The improvement in cervical cancer was even more dramatic. The incidence rate dropped 55% over the study period — from about 15 to 7 per 100,000. The mortality rate dropped 59% — from 5.5 to 2.2 per 100,000.

According to the working group, what can be learned from these 3 trends is that “optimal screening frequency depends on the cancer’s growth rate.” If a cancer is fast growing, screening is “rarely” effective. However, if a cancer is slow growing but progressive, with a long latency and a precancerous lesion such as colonic polyps or cervical intraepithelial neoplasia, “screening is ideal and less frequent screening (e.g., 10 years for colonoscopy) may be effective.” Also, in the case of indolent tumors, detection is “potentially harmful because it can result in overtreatment.”

Dr. Thompson believes that the “most important element” of their proposed ideas is “transparency.” Clinicians need to communicate what is known about screening to patients. “Ultimately, they are captains of the ship; our job is to provide them with the navigation charts,” he said.

“I agree with the premise of the article, and I agree in general with their suggestions,” said Mikkael Sekeres, MD, director of the leukemia program at the Cleveland Clinic in Ohio, and chair of the US Food and Drug Administration Oncology Drug Advisory Committee, who was asked by Medscape Medical News for comment.

Low-risk myelodysplastic syndrome, which is classified by the World Health Organization as a neoplasma, is another example of a condition in need of a nomenclature adjustment, he said. Patients are often diagnosed with myelodysplastic syndrome as a result of a routine blood test taken by the primary care doctor; as a result, they live with a diagnosis of cancer but typically receive no treatment because the condition is low risk and without symptoms, Dr. Sekeres explained. “This is a very similar situation but is less well known” than the scenarios involving prostate-specific antigen testing or ductal carcinoma in situ found with mammography, he noted.
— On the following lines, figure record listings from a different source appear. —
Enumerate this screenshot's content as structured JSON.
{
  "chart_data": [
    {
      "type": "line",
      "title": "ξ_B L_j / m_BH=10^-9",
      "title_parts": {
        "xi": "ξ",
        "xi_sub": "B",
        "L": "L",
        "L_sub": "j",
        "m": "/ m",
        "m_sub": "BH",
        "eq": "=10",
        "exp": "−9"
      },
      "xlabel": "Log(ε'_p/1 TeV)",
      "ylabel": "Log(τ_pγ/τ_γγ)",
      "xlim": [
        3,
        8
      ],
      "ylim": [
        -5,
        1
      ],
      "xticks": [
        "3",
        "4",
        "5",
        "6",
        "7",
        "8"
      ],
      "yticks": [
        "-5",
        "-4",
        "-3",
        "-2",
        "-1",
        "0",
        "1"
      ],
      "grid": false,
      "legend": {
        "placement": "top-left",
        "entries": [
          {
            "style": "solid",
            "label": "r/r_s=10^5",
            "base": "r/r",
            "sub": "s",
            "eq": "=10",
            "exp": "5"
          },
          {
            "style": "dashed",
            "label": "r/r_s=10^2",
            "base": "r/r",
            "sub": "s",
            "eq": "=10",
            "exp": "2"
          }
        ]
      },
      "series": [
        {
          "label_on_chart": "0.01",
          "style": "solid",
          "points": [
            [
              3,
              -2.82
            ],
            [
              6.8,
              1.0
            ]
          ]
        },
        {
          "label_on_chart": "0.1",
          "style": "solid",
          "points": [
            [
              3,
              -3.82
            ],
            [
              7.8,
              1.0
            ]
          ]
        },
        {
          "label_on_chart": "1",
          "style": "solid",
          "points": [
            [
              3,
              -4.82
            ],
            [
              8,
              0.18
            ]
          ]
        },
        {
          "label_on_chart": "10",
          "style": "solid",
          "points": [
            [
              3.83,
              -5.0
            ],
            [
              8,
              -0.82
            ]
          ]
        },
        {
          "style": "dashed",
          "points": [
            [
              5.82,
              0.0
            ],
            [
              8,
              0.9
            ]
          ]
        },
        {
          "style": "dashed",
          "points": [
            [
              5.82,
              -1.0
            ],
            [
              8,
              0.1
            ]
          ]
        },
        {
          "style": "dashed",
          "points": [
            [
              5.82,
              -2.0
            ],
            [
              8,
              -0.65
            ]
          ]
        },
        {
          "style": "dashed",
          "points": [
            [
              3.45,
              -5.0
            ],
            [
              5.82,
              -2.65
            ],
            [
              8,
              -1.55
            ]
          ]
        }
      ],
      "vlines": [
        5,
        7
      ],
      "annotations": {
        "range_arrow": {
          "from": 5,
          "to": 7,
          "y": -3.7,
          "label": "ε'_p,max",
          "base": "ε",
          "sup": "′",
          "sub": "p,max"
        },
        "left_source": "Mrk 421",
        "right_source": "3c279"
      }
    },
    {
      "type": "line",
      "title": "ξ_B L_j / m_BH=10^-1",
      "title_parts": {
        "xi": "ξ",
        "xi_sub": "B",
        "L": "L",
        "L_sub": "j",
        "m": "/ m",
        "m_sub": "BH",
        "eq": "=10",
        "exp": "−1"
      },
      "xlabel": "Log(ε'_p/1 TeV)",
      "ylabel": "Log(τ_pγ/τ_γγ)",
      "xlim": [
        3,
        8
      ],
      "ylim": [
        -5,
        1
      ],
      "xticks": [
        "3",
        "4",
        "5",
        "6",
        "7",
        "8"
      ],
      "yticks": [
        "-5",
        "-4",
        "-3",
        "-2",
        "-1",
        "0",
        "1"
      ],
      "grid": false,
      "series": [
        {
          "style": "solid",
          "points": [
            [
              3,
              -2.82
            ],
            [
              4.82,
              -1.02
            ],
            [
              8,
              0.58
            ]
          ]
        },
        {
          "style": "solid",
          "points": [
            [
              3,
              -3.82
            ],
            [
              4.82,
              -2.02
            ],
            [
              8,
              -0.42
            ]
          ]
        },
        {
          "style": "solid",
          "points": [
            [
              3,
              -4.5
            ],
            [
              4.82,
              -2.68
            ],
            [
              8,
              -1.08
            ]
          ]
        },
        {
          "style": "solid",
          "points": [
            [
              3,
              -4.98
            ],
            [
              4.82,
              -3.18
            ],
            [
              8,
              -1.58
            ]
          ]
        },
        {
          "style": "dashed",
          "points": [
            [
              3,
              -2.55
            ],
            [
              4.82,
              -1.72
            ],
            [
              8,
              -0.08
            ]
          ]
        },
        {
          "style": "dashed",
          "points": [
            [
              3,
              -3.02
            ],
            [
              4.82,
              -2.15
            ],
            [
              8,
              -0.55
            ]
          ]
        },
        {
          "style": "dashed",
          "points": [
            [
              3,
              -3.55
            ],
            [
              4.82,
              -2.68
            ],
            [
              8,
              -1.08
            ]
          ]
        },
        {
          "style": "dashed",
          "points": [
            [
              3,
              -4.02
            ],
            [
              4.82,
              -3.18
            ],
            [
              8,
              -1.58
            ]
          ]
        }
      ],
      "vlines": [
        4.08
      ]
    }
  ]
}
The working group hopes “that altering the semantics will reduce the anxiety brought about by one of these diagnoses,” Dr. Sekeres told Medscape Medical News. However, substituting the word cancer with other terms is a “bit of a workaround,” he noted. “What doctors should really be doing is communicating more effectively with their patients, and putting into context whatever finding they have.”

Dr. Thompson reports serving as a board member or consultant for and receiving grants or grants pending, payment for lectures, patents, and honoraria from a variety of sources. Dr. Esserman and Dr. Reid have disclosed no relevant financial relationships.